Question

How do you find the slope of the graph of \[2x+4y=8\] ?

Answer 1

Hint: Here we can see we have to find the slope of the given equation.so, in order to find the slope of the given equation we have to first bring the equation in intercept form by rearranging. Then compare the given equation with the general intercept form of the equation which is \[y=mx+c\] , here m is the slope and c is the intercept made by the line with y-axis.

Complete step by step answer:
In the given question, the equation for which we have to find the slope is \[2x+4y=8\]
. Let us first see what is slope and intercept.
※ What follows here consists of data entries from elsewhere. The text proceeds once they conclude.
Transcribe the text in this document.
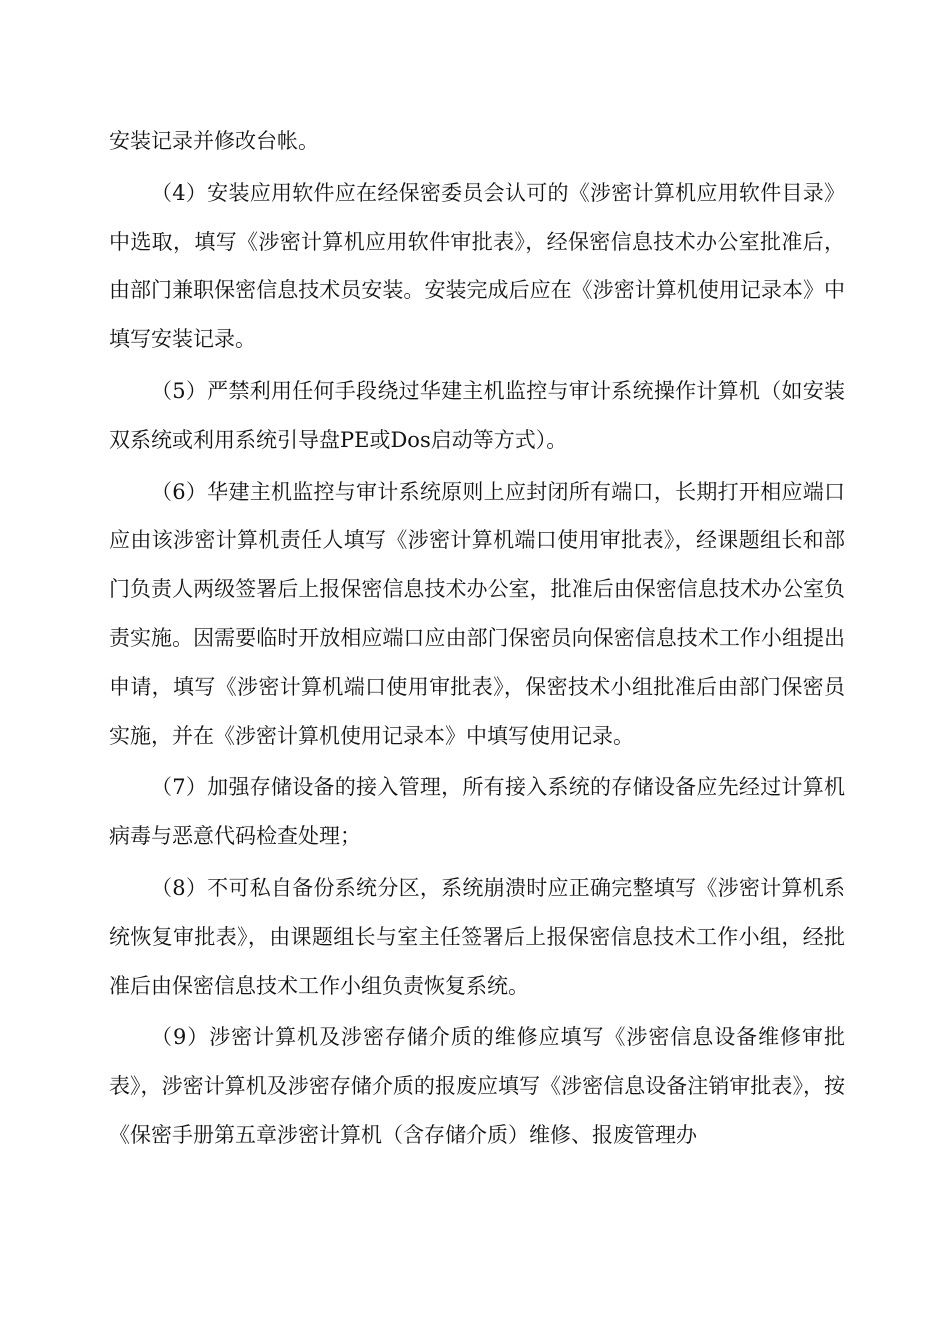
安装记录并修改台帐。

（4）安装应用软件应在经保密委员会认可的《涉密计算机应用软件目录》中选取，填写《涉密计算机应用软件审批表》，经保密信息技术办公室批准后，由部门兼职保密信息技术员安装。安装完成后应在《涉密计算机使用记录本》中填写安装记录。

（5）严禁利用任何手段绕过华建主机监控与审计系统操作计算机（如安装双系统或利用系统引导盘PE或Dos启动等方式）。

（6）华建主机监控与审计系统原则上应封闭所有端口，长期打开相应端口应由该涉密计算机责任人填写《涉密计算机端口使用审批表》，经课题组长和部门负责人两级签署后上报保密信息技术办公室，批准后由保密信息技术办公室负责实施。因需要临时开放相应端口应由部门保密员向保密信息技术工作小组提出申请，填写《涉密计算机端口使用审批表》，保密技术小组批准后由部门保密员实施，并在《涉密计算机使用记录本》中填写使用记录。

（7）加强存储设备的接入管理，所有接入系统的存储设备应先经过计算机病毒与恶意代码检查处理；

（8）不可私自备份系统分区，系统崩溃时应正确完整填写《涉密计算机系统恢复审批表》，由课题组长与室主任签署后上报保密信息技术工作小组，经批准后由保密信息技术工作小组负责恢复系统。

（9）涉密计算机及涉密存储介质的维修应填写《涉密信息设备维修审批表》，涉密计算机及涉密存储介质的报废应填写《涉密信息设备注销审批表》，按《保密手册第五章涉密计算机（含存储介质）维修、报废管理办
Slope is defined as the gradient of the line. In simple terms we can say the tangent of the angle made by the line with x-axis. It is just the change of y over the change of x. On the other hand, an intercept is the point where a line crosses the y-axis. The distance from that intersection point to the origin is the value of intercept.
Now the equation given \[2x+4y=8\] is not in general intercept form. Therefore, we will rearrange by shifting the x term to the right hand side and dividing by \[4\] on both sides.
\[\begin{align}
  & 2x+4y=8 \\
 & \Rightarrow 4y=8-2x \\
 & \Rightarrow y=\dfrac{8}{4}-\dfrac{2x}{4} \\
 & \Rightarrow y=2-\dfrac{1}{2}x \\
 & \Rightarrow y=-\dfrac{1}{2}x+2 \\
\end{align}\]
The equation after rearranging is \[y=-\dfrac{1}{2}x+2\] . Comparing it with the general intercept form of the equation which is \[y=mx+c\] .
 We get \[m=-\dfrac{1}{2}\] .

Hence, we can conclude that the slope of the given equation \[-\dfrac{1}{2}\] is which means as the line on the graph moves from left to right, the line falls.

Note: In this question the first step is to check whether the line is in intercept form or not. If it is not then you have to convert it into the general intercept form by rearranging. Also, while comparing the two equations do not leave the sign with it, be careful with this. The whole solution was dependent on the general intercept form of the equation so, try to memorize for future use also.